You may read this rule and assume all you need is to name a person who is responsible for creating and implementing policies and procedures pertaining to HIPAA, however this is one of the few rules where it initially sounds simple but upon further review is much more complicated. So yes, you must identify the individual responsible for these actions. The most efficient method is to have this role formally appointed by a member of senior management (or a board if your organization has one), this role is typically labeled one of the following: HIPAA Privacy Officer, HIPAA Security Officer, and/or HIPAA Compliance Officer.
But the development and implementation of the policies and procedures is a bit more involved than creating some documents and handing them out to the appropriate parties. Treat this development as a living process wherein you are constantly revising the documents based on how they perform; even when they are to a point where they meet all regulatory requirements you are still reviewing them to ensure they are still efficiently meeting said requirements. This ties directly into implementing these documents.

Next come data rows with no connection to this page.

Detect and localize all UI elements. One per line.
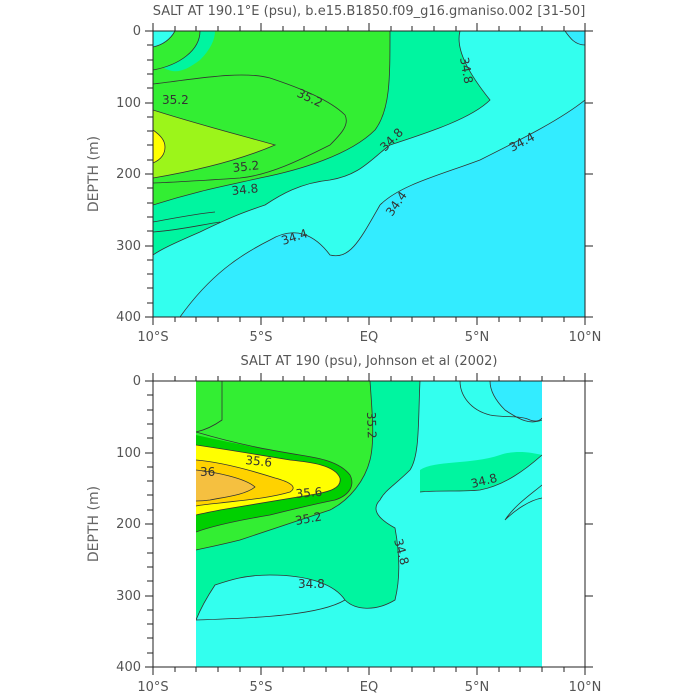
bottom-x-axis: 10°S 5°S EQ 5°N 10°N (137, 373, 601, 695)
top-right-ticks (585, 30, 593, 318)
bot-xtick-5s: 5°S (249, 680, 272, 695)
fill-right-green (420, 451, 542, 492)
bottom-y-ticks (145, 380, 153, 668)
top-x-ticks-bottom (152, 317, 586, 325)
bottom-contour-fills (196, 381, 542, 667)
top-label-35-2-a: 35.2 (162, 93, 189, 107)
bot-ytick-200: 200 (116, 517, 141, 532)
bot-label-35-2-b: 35.2 (294, 510, 323, 528)
bottom-panel: SALT AT 190 (psu), Johnson et al (2002) (86, 354, 601, 695)
bot-ytick-400: 400 (116, 660, 141, 675)
top-x-ticks-top (152, 23, 586, 31)
bottom-y-axis-label: DEPTH (m) (86, 486, 102, 562)
top-ytick-100: 100 (116, 96, 141, 111)
top-label-34-8-a: 34.8 (231, 181, 259, 198)
top-ytick-400: 400 (116, 310, 141, 325)
bottom-x-ticks-top (152, 373, 586, 381)
bot-ytick-100: 100 (116, 446, 141, 461)
bot-xtick-eq: EQ (360, 680, 378, 695)
fill-top-left-green-bot (196, 381, 222, 432)
top-label-35-2-c: 35.2 (232, 158, 260, 175)
bottom-panel-title: SALT AT 190 (psu), Johnson et al (2002) (240, 354, 497, 369)
fill-36-0-plus (153, 130, 165, 163)
bot-xtick-5n: 5°N (465, 680, 490, 695)
top-ytick-200: 200 (116, 167, 141, 182)
top-y-ticks (145, 30, 153, 318)
top-xtick-10n: 10°N (569, 330, 602, 345)
bot-label-35-2-a: 35.2 (364, 412, 379, 439)
bot-label-36: 36 (200, 465, 215, 479)
top-y-axis-label: DEPTH (m) (86, 136, 102, 212)
top-y-axis: 0 100 200 300 400 DEPTH (m) (86, 24, 153, 325)
fill-36-2-plus-bot (196, 470, 255, 501)
bot-xtick-10s: 10°S (137, 680, 168, 695)
fill-right-lower (505, 485, 542, 520)
bot-ytick-0: 0 (133, 374, 141, 389)
bottom-x-ticks-bottom (152, 667, 586, 675)
fill-top-left-corner-cyan (153, 31, 175, 47)
top-ytick-0: 0 (133, 24, 141, 39)
bot-label-34-8-b: 34.8 (391, 537, 411, 566)
top-xtick-5n: 5°N (465, 330, 490, 345)
bot-ytick-300: 300 (116, 589, 141, 604)
bot-label-35-6-b: 35.6 (295, 485, 323, 501)
fill-35-6-36-0 (153, 110, 275, 178)
bot-label-34-8-c: 34.8 (298, 577, 325, 591)
top-xtick-5s: 5°S (249, 330, 272, 345)
bottom-contour-labels: 36 35.6 35.6 35.2 35.2 34.8 34.8 34.8 (200, 412, 499, 591)
top-xtick-eq: EQ (360, 330, 378, 345)
top-contour-fills (153, 31, 585, 317)
bot-xtick-10n: 10°N (569, 680, 602, 695)
top-ytick-300: 300 (116, 239, 141, 254)
bottom-y-axis: 0 100 200 300 400 DEPTH (m) (86, 374, 153, 675)
bot-label-34-8-a: 34.8 (469, 471, 498, 491)
top-label-34-8-c: 34.8 (457, 56, 475, 85)
top-panel-title: SALT AT 190.1°E (psu), b.e15.B1850.f09_g… (153, 4, 586, 19)
bot-label-35-6-a: 35.6 (245, 453, 273, 470)
bottom-right-ticks (585, 380, 593, 668)
fill-right-cyan (490, 381, 542, 422)
top-x-axis: 10°S 5°S EQ 5°N 10°N (137, 23, 601, 345)
top-xtick-10s: 10°S (137, 330, 168, 345)
top-panel: SALT AT 190.1°E (psu), b.e15.B1850.f09_g… (86, 4, 601, 345)
fill-top-right-corner (565, 31, 585, 45)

You may not be the one implementing every aspect of every policy, let’s hope not anyway, but you should have some oversight and be receiving feedback on the effectiveness of your documents from those responsible for the implementation.
In many situations the HIPAA officer will delegate some or all these responsibilities to other individuals within their organization, the misconception here is that they are no longer responsible for these processes, this is false as HIPAA requires that an individual and not a group be responsible, so the responsibility will still fall to whomever was appointed.
This sounds like a lot more than the rule requires but having a competent person appointed and an efficient method for developing and implementing policies and procedures will establish the foundation of your HIPAA Compliance program.